Trois obstacles majeurs à une prise de conscience collective
Les chercheurs de l’étude identifient trois défis majeurs qui empêchent une reconnaissance claire des effets du cannabis sur la santé mentale :
1️⃣ Le délai d’apparition des troubles : Les effets négatifs du cannabis sur le cerveau ne sont pas toujours immédiats. Il peut falloir plusieurs années avant qu’un trouble psychotique ne se développe, rendant difficile l’établissement d’un lien direct avec la consommation.
2️⃣ La difficulté de retracer une consommation passée : Une grande partie des patients atteints de schizophrénie liée au cannabis ne sont pas diagnostiqués immédiatement. Retracer précisément leur consommation passée est donc un défi, ce qui limite la capacité à établir des statistiques précises.
3️⃣ La diversité des produits consommés : Le cannabis d’aujourd’hui n’a plus rien à voir avec celui d’il y a 20 ans. Les formes ultra-concentrées, comme les huiles, les résines ou les e-liquides, présentent des niveaux de THC extrêmement élevés. Or, ces différences ne sont pas toujours prises en compte dans les études.
Un avertissement pour la France et l’Europe
Alors que plusieurs voix s’élèvent en France pour revendiquer une légalisation du cannabis, l’exemple canadien est un signal d’alarme.

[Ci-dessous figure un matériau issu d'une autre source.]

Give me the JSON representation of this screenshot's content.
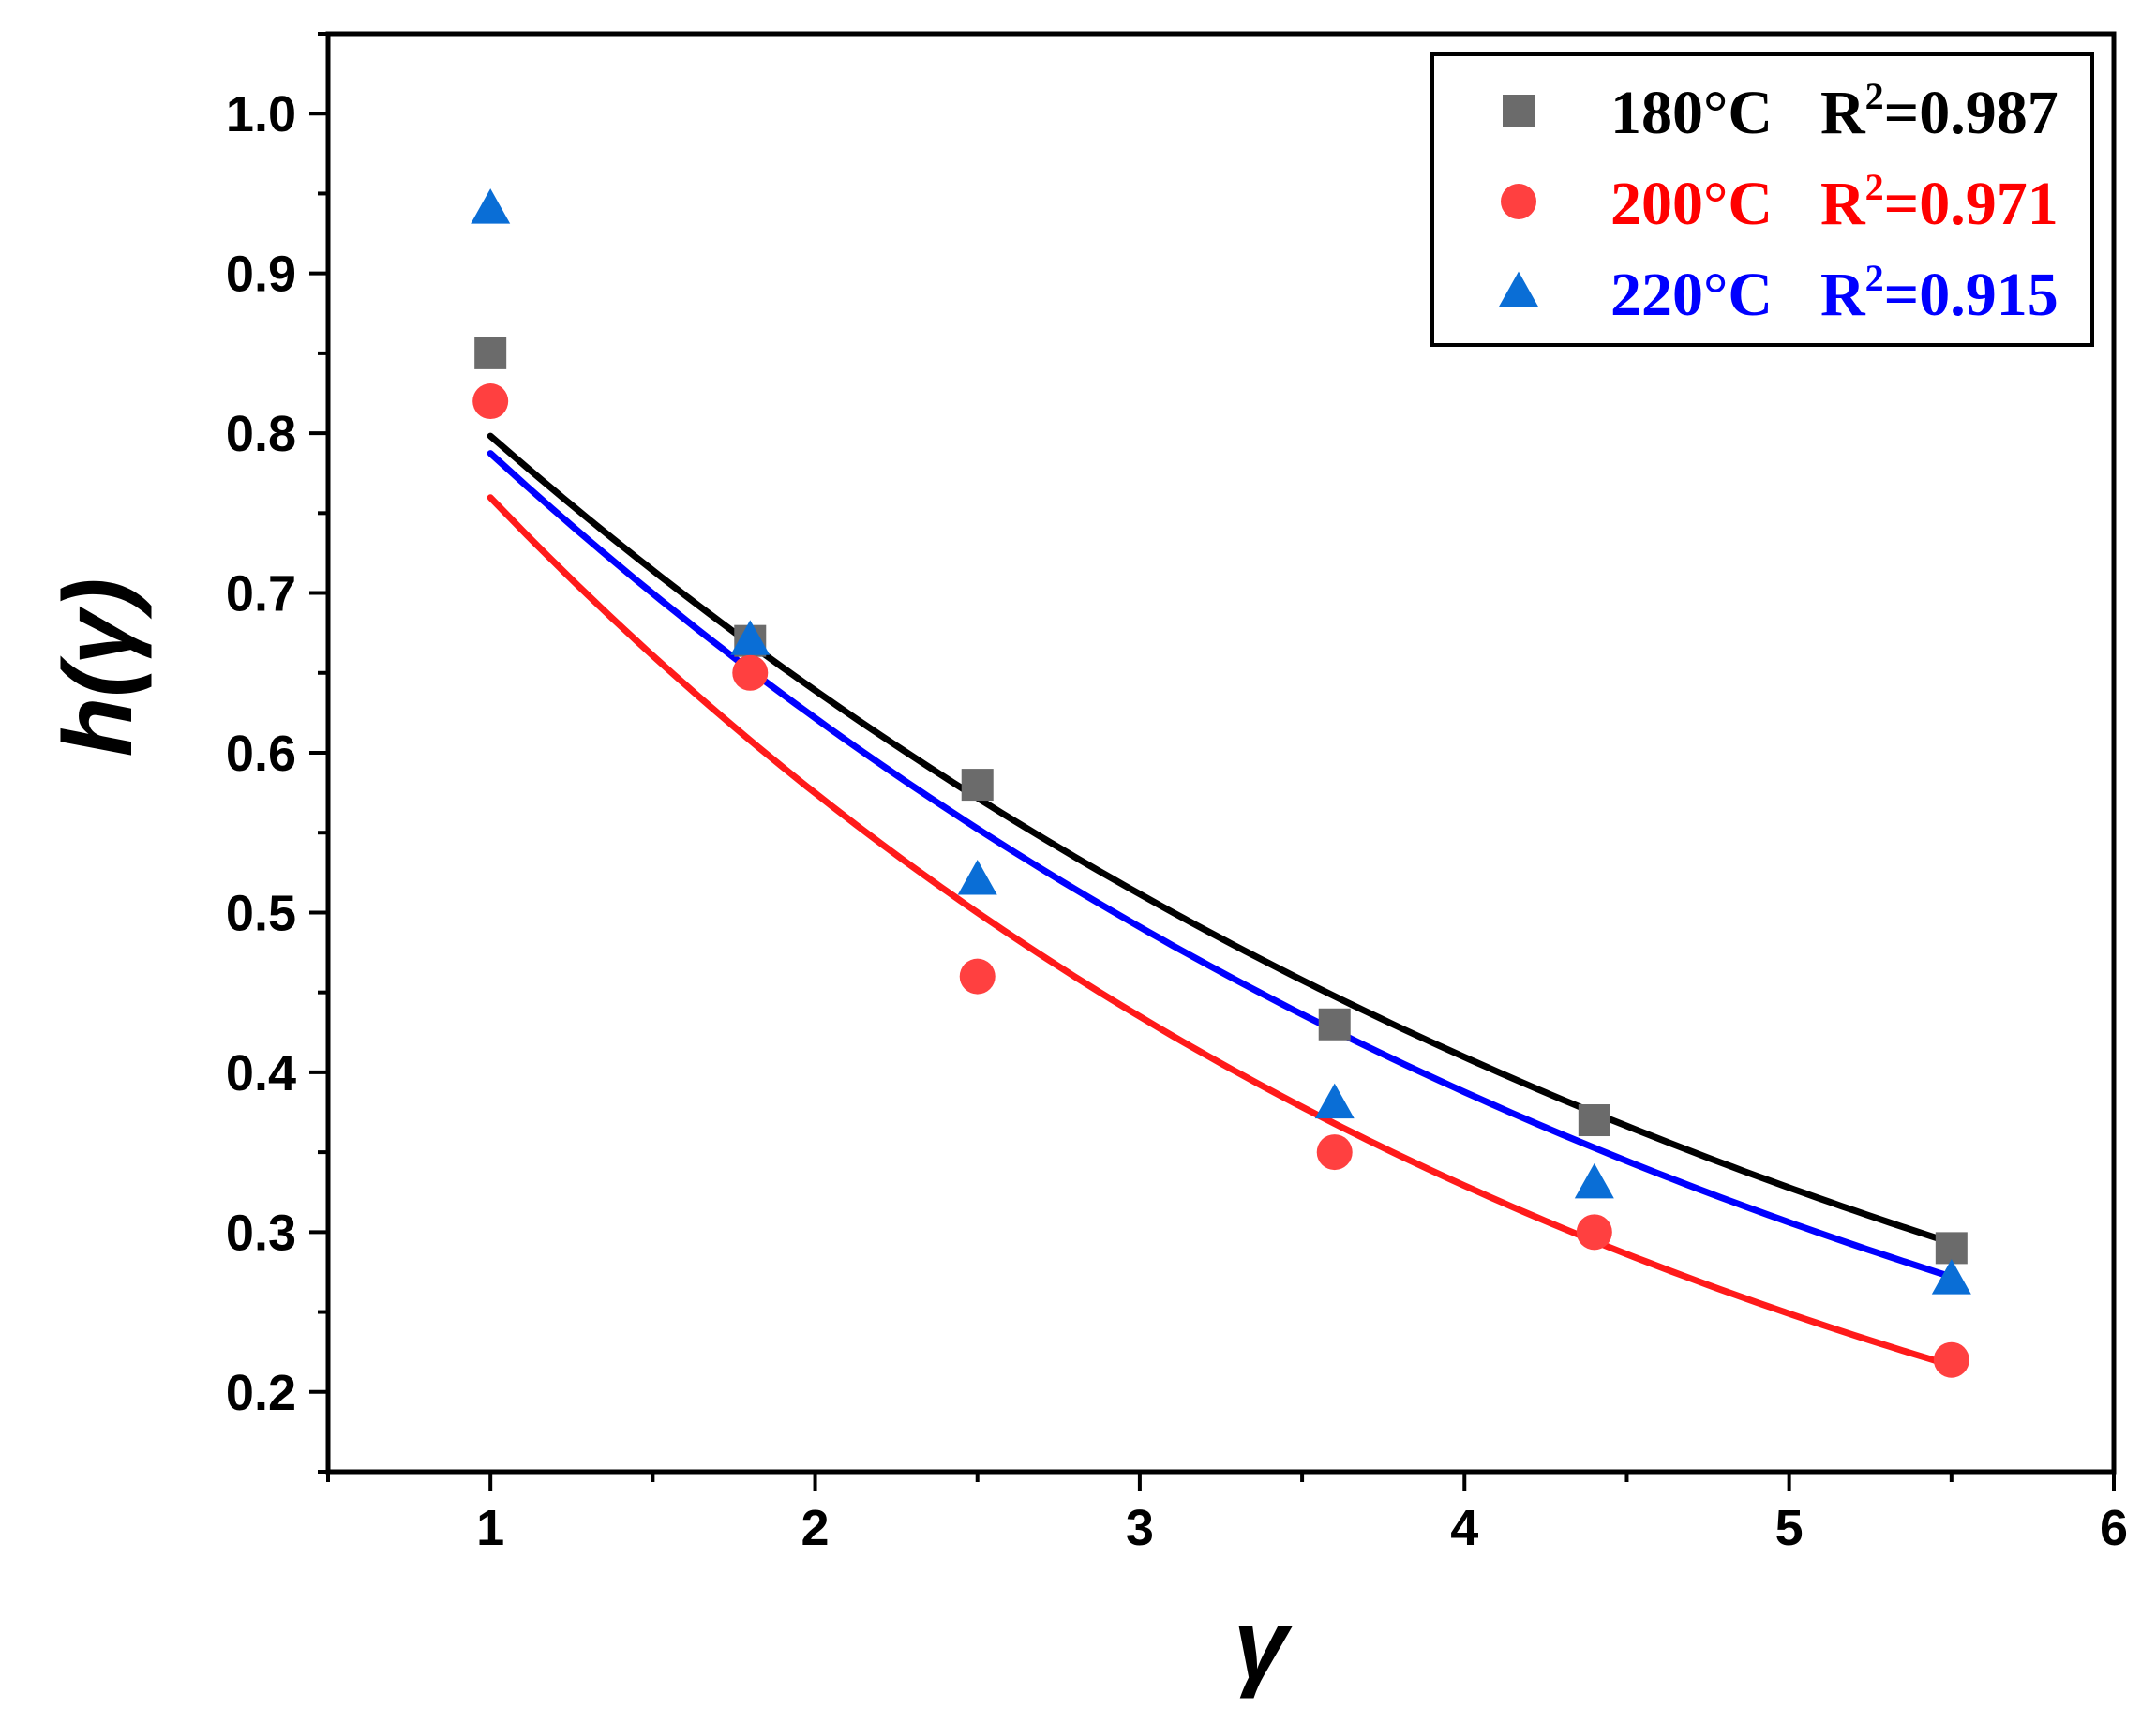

Loin d’être une simple « drogue douce », le cannabis moderne augmente clairement le risque de maladies psychiatriques chez les jeunes.

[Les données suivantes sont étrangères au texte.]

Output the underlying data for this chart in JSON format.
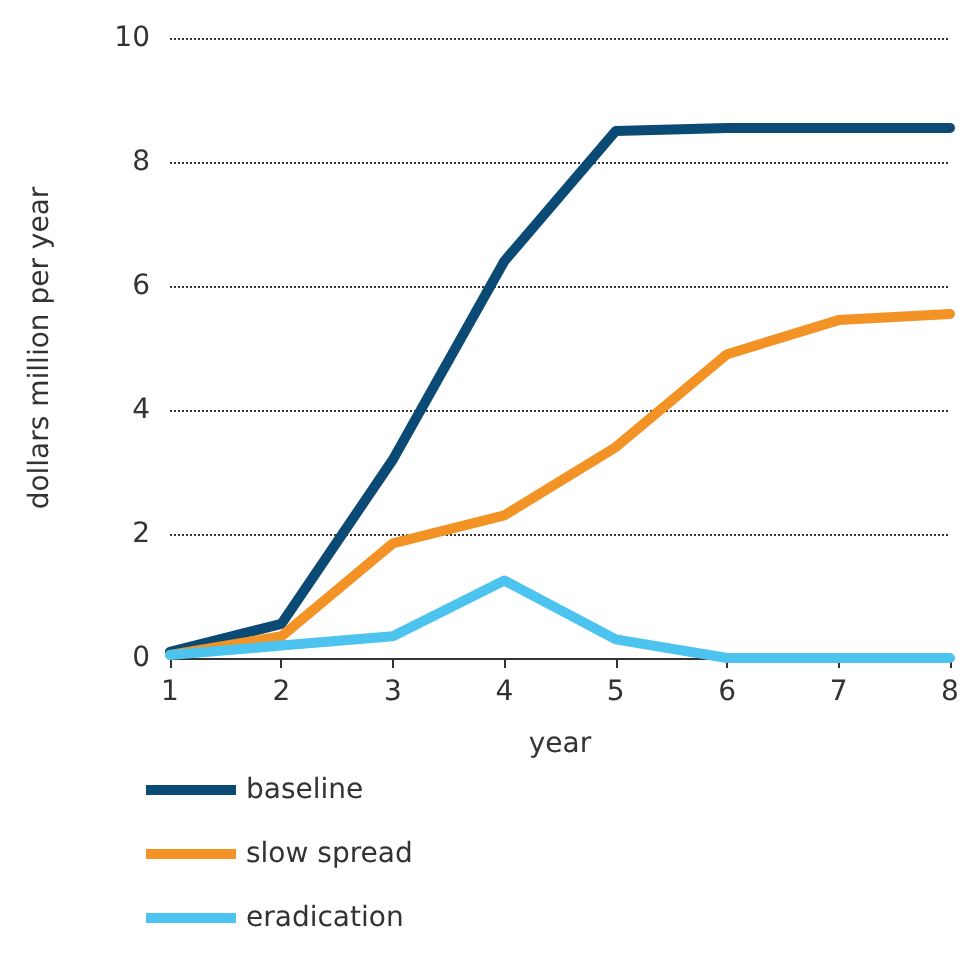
{
  "chart_data": {
    "type": "line",
    "xlabel": "year",
    "ylabel": "dollars million per year",
    "x": [
      1,
      2,
      3,
      4,
      5,
      6,
      7,
      8
    ],
    "series": [
      {
        "name": "baseline",
        "color": "#0b4a75",
        "values": [
          0.1,
          0.55,
          3.2,
          6.4,
          8.5,
          8.55,
          8.55,
          8.55
        ]
      },
      {
        "name": "slow spread",
        "color": "#f39325",
        "values": [
          0.05,
          0.35,
          1.85,
          2.3,
          3.4,
          4.9,
          5.45,
          5.55
        ]
      },
      {
        "name": "eradication",
        "color": "#4dc3ef",
        "values": [
          0.05,
          0.2,
          0.35,
          1.25,
          0.3,
          0,
          0,
          0
        ]
      }
    ],
    "xlim": [
      1,
      8
    ],
    "xticks": [
      1,
      2,
      3,
      4,
      5,
      6,
      7,
      8
    ],
    "ylim": [
      0,
      10
    ],
    "yticks": [
      0,
      2,
      4,
      6,
      8,
      10
    ],
    "grid": "y",
    "legend": "bottom left",
    "marker": "none",
    "line_style": "solid"
  }
}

Cette étude met en lumière un enjeu majeur de santé publique, souvent éclipsé par les discours favorables à la légalisation. Loin de réduire les risques, une ouverture incontrôlée du marché du cannabis pourrait exposer des millions de jeunes à des troubles mentaux graves.
Face à ces constats, plusieurs questions restent en suspens :
➡️ Les défenseurs de la légalisation du cannabis prendront-ils en compte ces données ?
➡️ Les gouvernements adapteront-ils leurs politiques en fonction de ces nouvelles preuves scientifiques ?
➡️ Faut-il durcir la prévention contre les dangers du cannabis auprès des jeunes ?
Alors que le Canada semble aujourd’hui pris au piège de sa propre politique de libéralisation, la France ferait bien de ne pas suivre le même chemin sans une évaluation rigoureuse des risques réels pour la santé mentale de sa jeunesse.